The thing is, we are dealing with lenses offering a very broad focal length range, and it is not easy to get a lens to keep a super-wide aperture all the way to a very long focal length. When a lens offers this, it is usually very expensive. The 400 mm f/2.8 lens costs 10,000 dollars. With most lenses, the more you zoom, the smaller the aperture gets. In other words, the more you zoom, the less light comes in.
For example, if we take the Canon EF 70-300 mm f/4-5.6 IS II USM Lens, it means that when you are shooting at 70 mm the maximum aperture is f/4, and if you are shooting at 300 mm the maximum aperture is f/5.6. The maximum aperture gradually goes from f/4 to f/5.6 as you zoom from 70 to 300 mm.
The disadvantage is that if you play a lot with the zoom you may have to modify your other camera settings to keep a good photo exposure in spite of the different aperture values. If you are shooting in aperture priority it won’t be such a big deal, and you will just be playing with the ISO sensibility if there is not enough light when you are completely zoomed in.
Shooting Wildlife With a Full Frame or an APS-C Sensor, What’s The Difference?
This has more to do with the camera than the lens, but since I am specifying for each lens if they are compatible with full-frame or APS-C cameras, you might be wondering what difference it makes.
There is an advantage and an inconvenience to each. APS-C sensors are smaller than full-frame, and are often called “crop sensors”. The crop factor defines how smaller it is, compared to a full-frame sensor. This crop factor is often around 1.5x. What does it mean?

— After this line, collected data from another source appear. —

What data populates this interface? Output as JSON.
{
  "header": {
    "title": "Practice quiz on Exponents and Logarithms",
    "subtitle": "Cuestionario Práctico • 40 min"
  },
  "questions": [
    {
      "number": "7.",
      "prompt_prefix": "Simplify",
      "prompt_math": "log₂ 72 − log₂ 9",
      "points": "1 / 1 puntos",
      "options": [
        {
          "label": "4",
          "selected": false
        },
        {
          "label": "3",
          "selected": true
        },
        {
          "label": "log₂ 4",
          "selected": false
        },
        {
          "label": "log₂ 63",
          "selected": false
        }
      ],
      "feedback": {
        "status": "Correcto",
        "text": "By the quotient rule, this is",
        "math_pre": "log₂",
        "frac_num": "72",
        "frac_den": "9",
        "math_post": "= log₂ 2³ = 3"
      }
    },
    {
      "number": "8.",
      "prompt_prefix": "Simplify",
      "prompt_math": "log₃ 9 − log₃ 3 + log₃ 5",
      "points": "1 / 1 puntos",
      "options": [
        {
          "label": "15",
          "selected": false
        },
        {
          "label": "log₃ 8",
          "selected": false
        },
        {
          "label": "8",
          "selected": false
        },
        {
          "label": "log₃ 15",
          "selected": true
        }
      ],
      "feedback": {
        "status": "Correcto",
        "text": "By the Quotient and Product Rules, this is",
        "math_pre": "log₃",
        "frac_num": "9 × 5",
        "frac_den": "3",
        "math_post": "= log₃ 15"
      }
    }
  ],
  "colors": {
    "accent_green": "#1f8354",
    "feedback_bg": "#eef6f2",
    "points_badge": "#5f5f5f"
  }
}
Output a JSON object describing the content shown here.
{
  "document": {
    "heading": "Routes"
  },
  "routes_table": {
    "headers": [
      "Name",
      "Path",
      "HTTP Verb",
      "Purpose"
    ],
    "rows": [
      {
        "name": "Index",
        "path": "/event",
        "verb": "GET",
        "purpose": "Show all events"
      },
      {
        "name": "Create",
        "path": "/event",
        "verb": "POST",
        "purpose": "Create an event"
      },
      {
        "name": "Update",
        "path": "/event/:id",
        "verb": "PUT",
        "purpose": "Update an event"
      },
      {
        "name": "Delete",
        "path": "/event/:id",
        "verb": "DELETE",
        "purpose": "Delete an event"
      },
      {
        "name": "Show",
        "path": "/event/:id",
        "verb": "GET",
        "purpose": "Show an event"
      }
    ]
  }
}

To shoot wildlife, we often need to zoom as much as possible and thanks to the crop factor it’s easier with an APS-C sensor. With a crop factor of 1.5x, a picture shot as 200 mm will actually be the equivalent of 300 mm! APS-C cameras can lead to really incredible focal lengths.
That said, there is still an advantage to shooting with a full-frame camera, and that’s higher image quality and better low-light performance. A full-frame sensor has bigger pixels, resulting in better low-light images with less noise. And wildlife photography often takes place in rather low light…
If I were to choose, I would prioritize the quality of the sensor and choose a full-frame camera.
To be a good wildlife photographer, you need more than techniques and skills. You need equipment that can match your skills. Buying a zoom lens for wildlife photography often requires a fairly large investment, and it’s important to get it right to get the images you long for and not be disappointed.
I believe that we have gone through the most important aspects to consider, and I hope that this guide will help you make your choice!